Election Commission may continue to be in a bind over EVMs for crucial elections in 2022

It moved the Supreme Court on machines ‘stuck’ in States/UT which went to polls in 2021.

September 25, 2021 10:06 pm | Updated 10:19 pm IST - NEW DELHI

Photo used for representation purpose only. File

Photo used for representation purpose only. File

The Election Commission may continue to be in a bind regarding the availability of Electronic Voting Machines (EVMs) for use in crucial Assembly elections including in Uttar Pradesh in early 2022 though the Supreme Court has lifted its relaxation of the period of limitation for legal proceedings in courts due to the pandemic.

The EC, represented by senior advocate Vikas Singh, had urgently moved the Supreme Court on September 1 about EVMs ‘stuck’ in Delhi and five other States/Union Territory which had gone to the polls in 2021. Mr. Singh had said in an oral mention before the court the poll body needed to quickly move these EVMs to States bound for polls next year.

Period of limitation

The EC had pointed to a Supreme Court order of April 27, which open-endedly extended the “period of limitation” or the deadline for moving court due to the pandemic, as the problem. The court’s relaxation of the limitation period in April had stretched to a large chunk of court proceedings, including filing of suits, appeals and petitions. This included election petitions.

The EC had urged the apex court to intervene and fix a timeline for filing petitions in Delhi, which had gone to the polls in 2020, and Assam, Kerala, Tamil Nadu and West Bengal (2021).

On September 23, a three-judge Bench of Chief Justice of N.V. Ramana, L. Nageswara Rao and Surya Kant directed that limitation period would be back in play from October 3.

The court specified that the period between March 15, 2020 and October 2, 2021 would not be considered while computing the limitation period across statutes. “Consequently, the balance period of limitation remaining as on March 15, 2021, if any, shall become available with effect from October 3, 2021,” the court ordered.

However, Mr. Singh told The Hindu that the ECI may still have a problem with the second direction in the court order extending the limitation period up to 90 days, starting from October 3, in cases in which the limitation time had expired between March 15 last year and October 2, 2021.

45-day window

“The Representation of the People Act of 1951 gives a 45-day window from the date of declaration of election results for a candidate or elector to move the High Court concerned… Here, the court order gives 90 days from October 3. Ninety days means an aggrieved person has time till January 3… The Election Commission will need at least six months to get the EVMs ready for the election in 2022,” Mr. Singh said.

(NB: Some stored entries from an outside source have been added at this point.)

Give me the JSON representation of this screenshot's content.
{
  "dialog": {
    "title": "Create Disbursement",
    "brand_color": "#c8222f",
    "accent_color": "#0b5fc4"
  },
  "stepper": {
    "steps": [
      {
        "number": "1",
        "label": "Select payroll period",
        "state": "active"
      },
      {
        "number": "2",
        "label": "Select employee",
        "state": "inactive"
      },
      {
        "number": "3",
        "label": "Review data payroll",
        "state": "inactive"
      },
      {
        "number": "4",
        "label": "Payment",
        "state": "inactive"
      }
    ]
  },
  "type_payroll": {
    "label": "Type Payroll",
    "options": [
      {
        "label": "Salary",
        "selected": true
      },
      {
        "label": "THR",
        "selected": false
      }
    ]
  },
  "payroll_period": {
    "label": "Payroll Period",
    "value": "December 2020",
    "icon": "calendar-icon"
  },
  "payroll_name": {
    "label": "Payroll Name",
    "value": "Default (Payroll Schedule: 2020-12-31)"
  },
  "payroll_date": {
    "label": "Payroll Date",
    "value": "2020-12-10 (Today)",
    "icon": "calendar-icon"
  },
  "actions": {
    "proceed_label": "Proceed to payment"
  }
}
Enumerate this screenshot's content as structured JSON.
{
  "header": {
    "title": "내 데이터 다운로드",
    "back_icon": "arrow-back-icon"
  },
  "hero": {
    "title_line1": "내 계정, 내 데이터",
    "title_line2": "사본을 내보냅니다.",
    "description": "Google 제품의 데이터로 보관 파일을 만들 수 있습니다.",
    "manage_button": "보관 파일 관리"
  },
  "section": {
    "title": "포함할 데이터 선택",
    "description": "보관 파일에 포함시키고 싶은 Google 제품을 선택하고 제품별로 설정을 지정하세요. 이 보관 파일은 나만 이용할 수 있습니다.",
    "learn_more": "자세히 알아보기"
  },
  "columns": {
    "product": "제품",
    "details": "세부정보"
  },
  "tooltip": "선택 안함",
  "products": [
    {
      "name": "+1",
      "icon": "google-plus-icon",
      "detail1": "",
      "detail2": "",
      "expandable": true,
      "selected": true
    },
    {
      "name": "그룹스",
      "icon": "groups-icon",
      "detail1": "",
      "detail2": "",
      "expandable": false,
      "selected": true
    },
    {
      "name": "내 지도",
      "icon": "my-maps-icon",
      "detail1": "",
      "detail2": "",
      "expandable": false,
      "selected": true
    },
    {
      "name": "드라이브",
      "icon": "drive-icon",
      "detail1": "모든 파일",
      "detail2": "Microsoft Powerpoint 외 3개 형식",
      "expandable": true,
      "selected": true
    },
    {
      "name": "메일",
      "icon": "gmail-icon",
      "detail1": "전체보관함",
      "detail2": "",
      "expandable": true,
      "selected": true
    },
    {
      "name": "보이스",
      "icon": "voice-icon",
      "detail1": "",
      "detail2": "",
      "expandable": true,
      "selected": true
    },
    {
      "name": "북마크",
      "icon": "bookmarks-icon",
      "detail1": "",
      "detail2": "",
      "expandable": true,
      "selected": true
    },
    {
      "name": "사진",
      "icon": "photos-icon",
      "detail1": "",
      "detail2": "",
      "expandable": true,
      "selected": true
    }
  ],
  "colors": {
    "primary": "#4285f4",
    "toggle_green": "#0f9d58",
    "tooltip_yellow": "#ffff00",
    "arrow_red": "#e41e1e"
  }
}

The Conduct of Election Rules of 1961 requires the EVMs used in an election to be kept in the custody of the district election officer and not be used in any subsequent elections without the approval of the Commission. The EC instructions on July 15, 2016 require district election officers to keep the EVMs ‘untouched’ till the High Courts confirm the ‘position’ of the petitions in question.

“It is trite to mention that the Election Commission of India releases for reuse only those EVMs which have been used in constituencies in respect of which no election petition/writ petition has been filed raising any EVM-related issue,” the ECI had said in its application before the apex court.

The EC had said there were back-to-back Assembly elections lined up in Goa, Manipur, Uttarakhand, Punjab in March 2022. The election in Uttar Pradesh is on May 14, 2022.

The extension of the limitation period by the apex court on April 27 had frozen the deployment of 4.48 lakh ballot units, 3.73 lakh control units and 3.95 lakh VVPATs in Assam, Kerala, Delhi, Puducherry, Tamil Nadu and West Bengal.

The EC had said to conduct elections in 2022, it needed 455149 ballot units, 377037 control units and 404612 VVPATs. The present availability was 137131 ballot units, 77375 control units and 101047 VVPATs.

Serious logistical challenges

If the EVMs continue to remain stuck in Delhi and the five States/UT, then machines have to be transported from other States, leading to “serious logistical challenges which may delay the first-level checking of ECMs and VVPATs”, the poll body had noted.

The preparatory work for the 2022 elections, like shifting EVMs and VVPATs, ought to have started in July 2021. The first-level checking, a mandatory process, has to start in the first week of September this year, it had said.